When initially implementing these designs, we explored a few different ways of creating the silhouetted style. The first was to put a light-rejecting black on the model, flattening it so the player would not be able to perceive depth. This felt closer to the true shadows of the screen, but broke immersion when contrasted with our otherwise realistically three-dimensional environment. Conversely, we could apply black lambert texture to the character model so that it could continue to capture and portray shadow, but would also be more obvious to the player that the model completely lacked a face. We tested both against both players and lighting experts, and both sets felt that having a sense of depth was more important than maintaining a true flat silhouette, and so we began applying black textures.
Our greatest concern was not how pleasing the silhouette was to the eye, but whether players could still maintain emotional engagement with the characters, even if the characters have no facial animation. There was some precedent for this; in a previous semester, members of our team had created an animation called “Melody of Life,” where the main character was a doll with no face. As part of that production, the animation team had conducted research into the interpretation of emotion through gross motor movement.
Testers were shown 21 video clips, each containing 5 seconds of movement, and asked to interpret what the doll was feeling. The doll was animated through motion capture, and the dancer behind the scenes had been asked to portray emotions as simple as sadness and as complex as determination. Ultimately, 10 testers were able to consistently identify basic emotions like happiness and sadness without any support contextual supports like music or dialogue.
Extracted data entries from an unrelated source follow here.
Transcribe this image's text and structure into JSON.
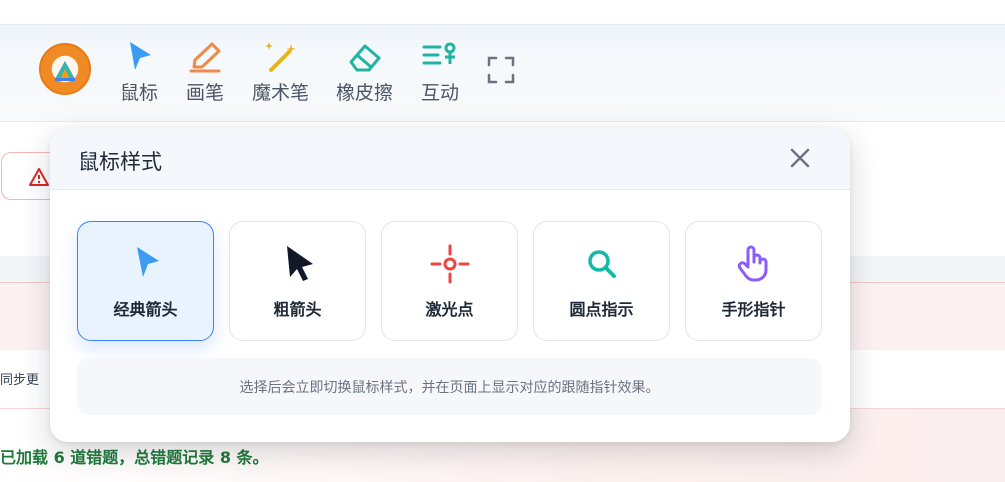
{
  "toolbar": {
    "tools": [
      {
        "label": "鼠标",
        "icon": "cursor-arrow-icon"
      },
      {
        "label": "画笔",
        "icon": "pen-icon"
      },
      {
        "label": "魔术笔",
        "icon": "magic-wand-icon"
      },
      {
        "label": "橡皮擦",
        "icon": "eraser-icon"
      },
      {
        "label": "互动",
        "icon": "interaction-icon"
      }
    ],
    "fullscreen_icon": "fullscreen-icon",
    "logo_icon": "school-logo"
  },
  "background": {
    "sync_text": "同步更",
    "status_text": "已加载 6 道错题，总错题记录 8 条。"
  },
  "modal": {
    "title": "鼠标样式",
    "close_icon": "close-icon",
    "options": [
      {
        "label": "经典箭头",
        "icon": "classic-arrow-icon",
        "selected": true
      },
      {
        "label": "粗箭头",
        "icon": "bold-arrow-icon",
        "selected": false
      },
      {
        "label": "激光点",
        "icon": "laser-dot-icon",
        "selected": false
      },
      {
        "label": "圆点指示",
        "icon": "magnifier-icon",
        "selected": false
      },
      {
        "label": "手形指针",
        "icon": "hand-pointer-icon",
        "selected": false
      }
    ],
    "hint": "选择后会立即切换鼠标样式，并在页面上显示对应的跟随指针效果。"
  },
  "colors": {
    "accent_blue": "#3b82f6",
    "pen_orange": "#f08a4b",
    "magic_yellow": "#e6b422",
    "eraser_teal": "#1fb5a0",
    "laser_red": "#ef4444",
    "hand_purple": "#8b5cf6",
    "status_green": "#1f7a3a"
  }
}
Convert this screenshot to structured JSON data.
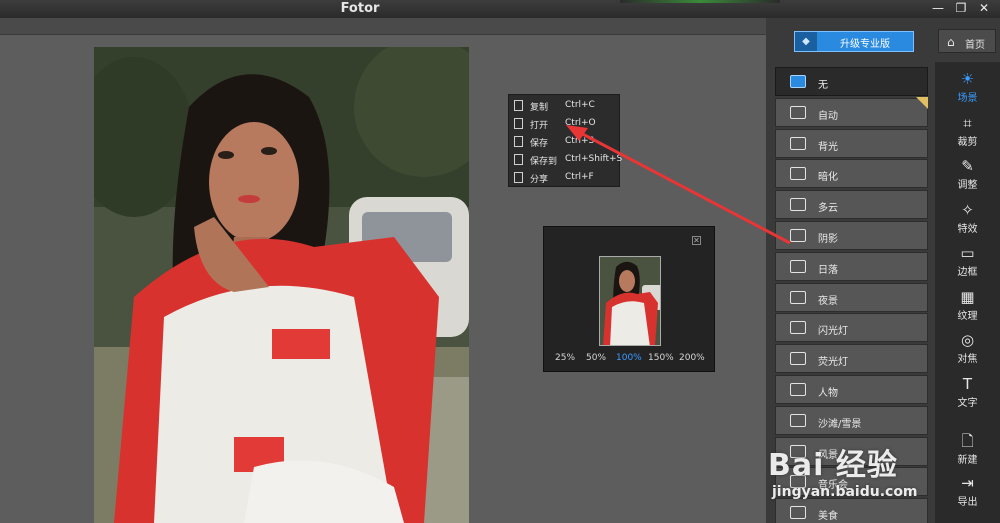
{
  "window": {
    "title": "Fotor",
    "min": "—",
    "restore": "❐",
    "close": "✕"
  },
  "popup_menu": [
    {
      "label": "复制",
      "shortcut": "Ctrl+C",
      "icon": "copy-icon"
    },
    {
      "label": "打开",
      "shortcut": "Ctrl+O",
      "icon": "open-file-icon"
    },
    {
      "label": "保存",
      "shortcut": "Ctrl+S",
      "icon": "save-icon"
    },
    {
      "label": "保存到",
      "shortcut": "Ctrl+Shift+S",
      "icon": "save-to-icon"
    },
    {
      "label": "分享",
      "shortcut": "Ctrl+F",
      "icon": "share-icon"
    }
  ],
  "navigator": {
    "close": "✕",
    "zoom_levels": [
      "25%",
      "50%",
      "100%",
      "150%",
      "200%"
    ],
    "active_zoom": "100%"
  },
  "header": {
    "upgrade_label": "升级专业版",
    "upgrade_icon": "◆",
    "home_label": "首页",
    "home_icon": "⌂"
  },
  "scenes": [
    {
      "label": "无",
      "icon": "none-icon",
      "selected": true
    },
    {
      "label": "自动",
      "icon": "auto-icon"
    },
    {
      "label": "背光",
      "icon": "backlight-icon"
    },
    {
      "label": "暗化",
      "icon": "darken-icon"
    },
    {
      "label": "多云",
      "icon": "cloudy-icon"
    },
    {
      "label": "阴影",
      "icon": "shade-icon"
    },
    {
      "label": "日落",
      "icon": "sunset-icon"
    },
    {
      "label": "夜景",
      "icon": "night-icon"
    },
    {
      "label": "闪光灯",
      "icon": "flash-icon"
    },
    {
      "label": "荧光灯",
      "icon": "fluorescent-icon"
    },
    {
      "label": "人物",
      "icon": "portrait-icon"
    },
    {
      "label": "沙滩/雪景",
      "icon": "beach-snow-icon"
    },
    {
      "label": "风景",
      "icon": "landscape-icon"
    },
    {
      "label": "音乐会",
      "icon": "concert-icon"
    },
    {
      "label": "美食",
      "icon": "food-icon"
    }
  ],
  "tools": [
    {
      "label": "场景",
      "icon": "☀",
      "active": true
    },
    {
      "label": "裁剪",
      "icon": "⌗"
    },
    {
      "label": "调整",
      "icon": "✎"
    },
    {
      "label": "特效",
      "icon": "✧"
    },
    {
      "label": "边框",
      "icon": "▭"
    },
    {
      "label": "纹理",
      "icon": "▦"
    },
    {
      "label": "对焦",
      "icon": "◎"
    },
    {
      "label": "文字",
      "icon": "T"
    },
    {
      "label": "新建",
      "icon": "🗋"
    },
    {
      "label": "导出",
      "icon": "⇥"
    }
  ],
  "watermark": {
    "brand": "Bai 经验",
    "url": "jingyan.baidu.com"
  },
  "colors": {
    "accent": "#2a8ae0",
    "active_text": "#3a9cff",
    "arrow": "#e83535"
  }
}
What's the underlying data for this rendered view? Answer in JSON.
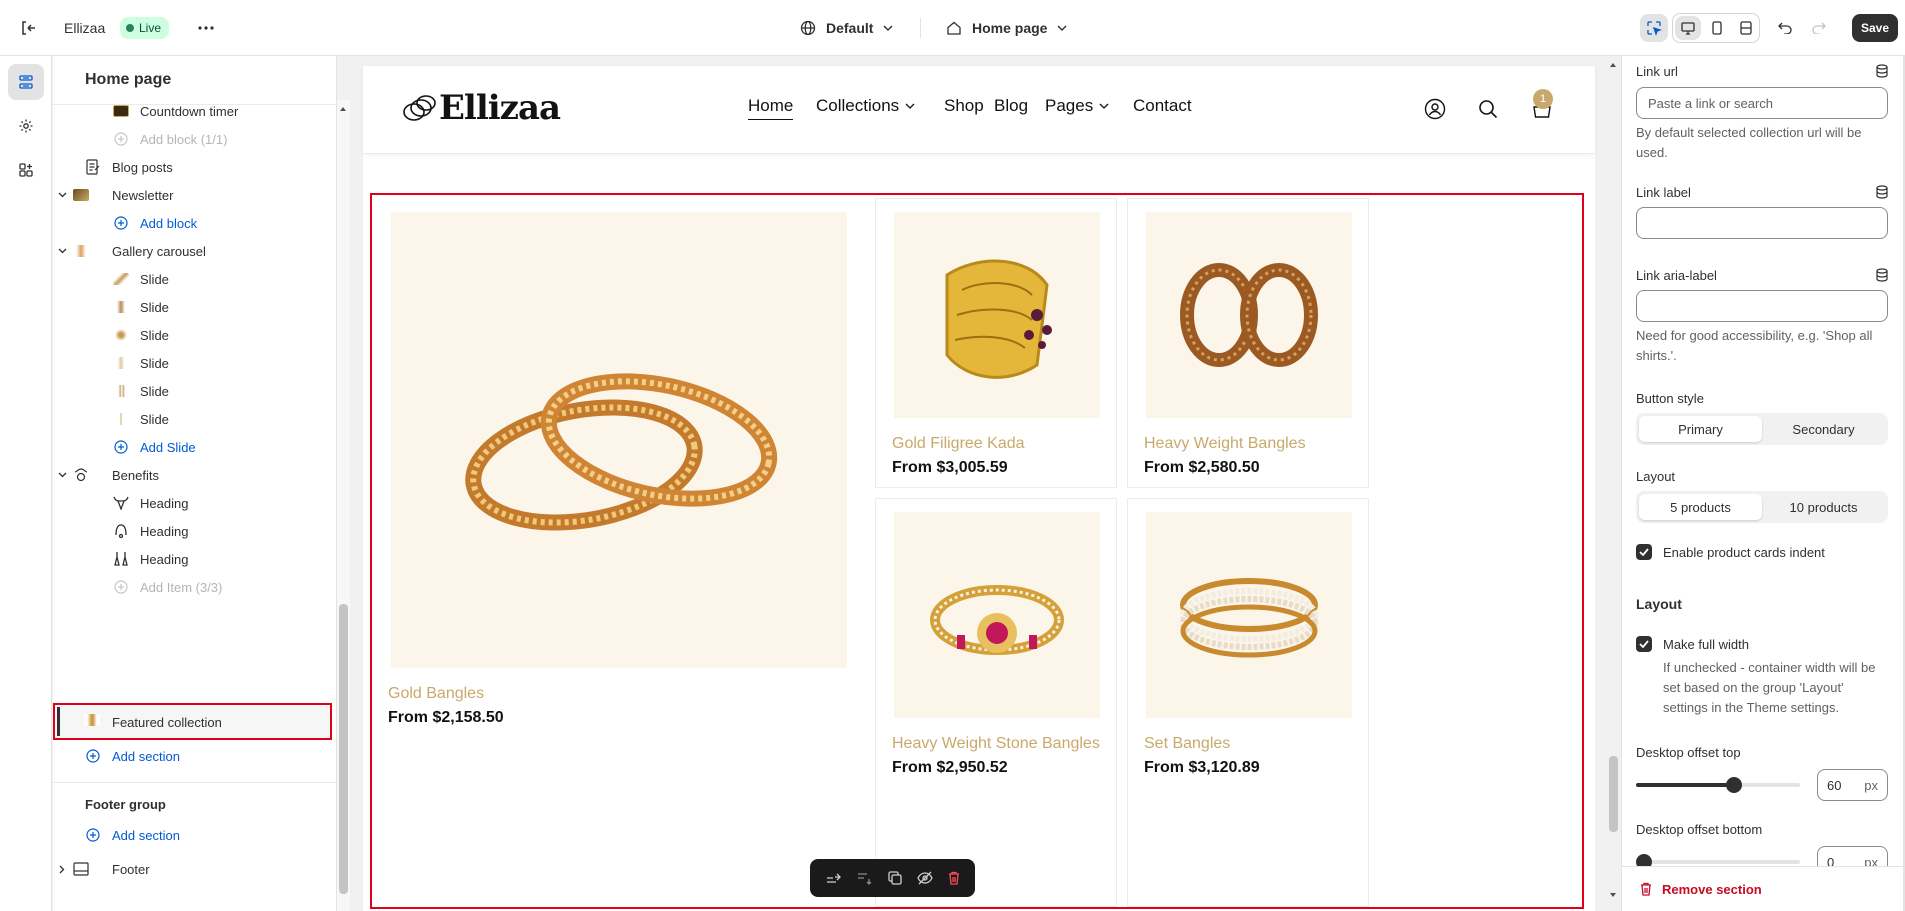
{
  "topbar": {
    "app_name": "Ellizaa",
    "status": "Live",
    "theme": "Default",
    "page": "Home page",
    "save_label": "Save"
  },
  "sidebar": {
    "title": "Home page",
    "items": [
      {
        "label": "Countdown timer",
        "icon": "countdown-thumb-icon",
        "level": 2
      },
      {
        "label": "Add block (1/1)",
        "icon": "add-circle-icon",
        "level": 2,
        "state": "muted"
      },
      {
        "label": "Blog posts",
        "icon": "blog-icon",
        "level": 1
      },
      {
        "label": "Newsletter",
        "icon": "newsletter-thumb-icon",
        "level": 1,
        "expanded": true
      },
      {
        "label": "Add block",
        "icon": "add-circle-icon",
        "level": 2,
        "state": "link"
      },
      {
        "label": "Gallery carousel",
        "icon": "gallery-thumb-icon",
        "level": 1,
        "expanded": true
      },
      {
        "label": "Slide",
        "icon": "slide-thumb-icon",
        "level": 2
      },
      {
        "label": "Slide",
        "icon": "slide-thumb-icon",
        "level": 2
      },
      {
        "label": "Slide",
        "icon": "slide-thumb-icon",
        "level": 2
      },
      {
        "label": "Slide",
        "icon": "slide-thumb-icon",
        "level": 2
      },
      {
        "label": "Slide",
        "icon": "slide-thumb-icon",
        "level": 2
      },
      {
        "label": "Slide",
        "icon": "slide-thumb-icon",
        "level": 2
      },
      {
        "label": "Add Slide",
        "icon": "add-circle-icon",
        "level": 2,
        "state": "link"
      },
      {
        "label": "Benefits",
        "icon": "benefits-icon",
        "level": 1,
        "expanded": true
      },
      {
        "label": "Heading",
        "icon": "bull-icon",
        "level": 2
      },
      {
        "label": "Heading",
        "icon": "necklace-icon",
        "level": 2
      },
      {
        "label": "Heading",
        "icon": "earrings-icon",
        "level": 2
      },
      {
        "label": "Add Item (3/3)",
        "icon": "add-circle-icon",
        "level": 2,
        "state": "muted"
      }
    ],
    "selected": "Featured collection",
    "add_section": "Add section",
    "footer_group": "Footer group",
    "footer_add_section": "Add section",
    "footer": "Footer"
  },
  "store": {
    "logo": "Ellizaa",
    "nav": [
      "Home",
      "Collections",
      "Shop",
      "Blog",
      "Pages",
      "Contact"
    ],
    "cart_count": "1",
    "products": [
      {
        "title": "Gold Bangles",
        "price": "From $2,158.50"
      },
      {
        "title": "Gold Filigree Kada",
        "price": "From $3,005.59"
      },
      {
        "title": "Heavy Weight Bangles",
        "price": "From $2,580.50"
      },
      {
        "title": "Heavy Weight Stone Bangles",
        "price": "From $2,950.52"
      },
      {
        "title": "Set Bangles",
        "price": "From $3,120.89"
      }
    ]
  },
  "settings": {
    "link_url_label": "Link url",
    "link_url_placeholder": "Paste a link or search",
    "link_url_help": "By default selected collection url will be used.",
    "link_label_label": "Link label",
    "link_aria_label": "Link aria-label",
    "link_aria_help": "Need for good accessibility, e.g. 'Shop all shirts.'.",
    "button_style_label": "Button style",
    "button_style_options": [
      "Primary",
      "Secondary"
    ],
    "button_style_selected": "Primary",
    "layout_label": "Layout",
    "layout_options": [
      "5 products",
      "10 products"
    ],
    "layout_selected": "5 products",
    "indent_label": "Enable product cards indent",
    "indent_checked": true,
    "layout_heading": "Layout",
    "full_width_label": "Make full width",
    "full_width_checked": true,
    "full_width_help": "If unchecked - container width will be set based on the group 'Layout' settings in the Theme settings.",
    "offset_top_label": "Desktop offset top",
    "offset_top_value": "60",
    "offset_unit": "px",
    "offset_bottom_label": "Desktop offset bottom",
    "offset_bottom_value": "0",
    "remove_section": "Remove section"
  },
  "colors": {
    "accent": "#c8a96b",
    "selection_border": "#e0001a",
    "live_badge_bg": "#cdfee1",
    "link_blue": "#005bd3",
    "danger": "#c70a24"
  }
}
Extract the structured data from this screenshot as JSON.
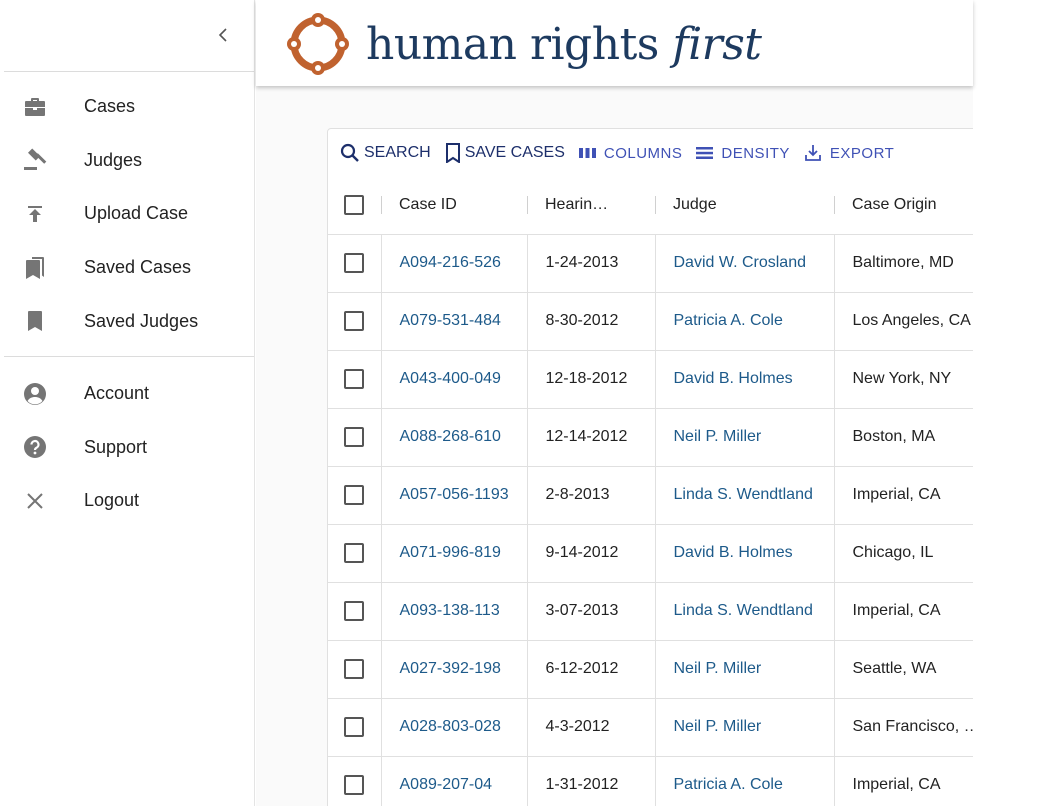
{
  "sidebar": {
    "collapse_label": "‹",
    "primary_items": [
      {
        "label": "Cases",
        "icon": "briefcase-icon"
      },
      {
        "label": "Judges",
        "icon": "gavel-icon"
      },
      {
        "label": "Upload Case",
        "icon": "upload-icon"
      },
      {
        "label": "Saved Cases",
        "icon": "bookmarks-icon"
      },
      {
        "label": "Saved Judges",
        "icon": "bookmark-icon"
      }
    ],
    "secondary_items": [
      {
        "label": "Account",
        "icon": "account-circle-icon"
      },
      {
        "label": "Support",
        "icon": "help-icon"
      },
      {
        "label": "Logout",
        "icon": "close-icon"
      }
    ]
  },
  "header": {
    "logo_text_regular": "human rights ",
    "logo_text_italic": "first",
    "logo_color": "#1d3a5f",
    "logo_ring_color": "#c0622f"
  },
  "toolbar": {
    "search_label": "SEARCH",
    "save_cases_label": "SAVE CASES",
    "columns_label": "COLUMNS",
    "density_label": "DENSITY",
    "export_label": "EXPORT"
  },
  "table": {
    "columns": [
      "Case ID",
      "Hearin…",
      "Judge",
      "Case Origin"
    ],
    "rows": [
      {
        "case_id": "A094-216-526",
        "date": "1-24-2013",
        "judge": "David W. Crosland",
        "origin": "Baltimore, MD"
      },
      {
        "case_id": "A079-531-484",
        "date": "8-30-2012",
        "judge": "Patricia A. Cole",
        "origin": "Los Angeles, CA"
      },
      {
        "case_id": "A043-400-049",
        "date": "12-18-2012",
        "judge": "David B. Holmes",
        "origin": "New York, NY"
      },
      {
        "case_id": "A088-268-610",
        "date": "12-14-2012",
        "judge": "Neil P. Miller",
        "origin": "Boston, MA"
      },
      {
        "case_id": "A057-056-1193",
        "date": "2-8-2013",
        "judge": "Linda S. Wendtland",
        "origin": "Imperial, CA"
      },
      {
        "case_id": "A071-996-819",
        "date": "9-14-2012",
        "judge": "David B. Holmes",
        "origin": "Chicago, IL"
      },
      {
        "case_id": "A093-138-113",
        "date": "3-07-2013",
        "judge": "Linda S. Wendtland",
        "origin": "Imperial, CA"
      },
      {
        "case_id": "A027-392-198",
        "date": "6-12-2012",
        "judge": "Neil P. Miller",
        "origin": "Seattle, WA"
      },
      {
        "case_id": "A028-803-028",
        "date": "4-3-2012",
        "judge": "Neil P. Miller",
        "origin": "San Francisco, …"
      },
      {
        "case_id": "A089-207-04",
        "date": "1-31-2012",
        "judge": "Patricia A. Cole",
        "origin": "Imperial, CA"
      }
    ]
  },
  "colors": {
    "link": "#1d5a8a",
    "toolbar_primary": "#1d2f6b",
    "toolbar_secondary": "#3f51b5",
    "icon_gray": "#757575"
  }
}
This production, though, had both expressive captured motion and the support of dialogue and music to indicate tone, all of which would help the brains of the audience to do what they do best: find patterns and fill in the gaps. What we discovered very quickly in our implementation of the silhouetted characters was that players interpreted character emotion and intention through a combination of music, vocal, and gestural cues, and allowed their imagination to fill in for the information lost because of the shadows. Ultimately, this was a simple yet effective solution that solved for scope and style.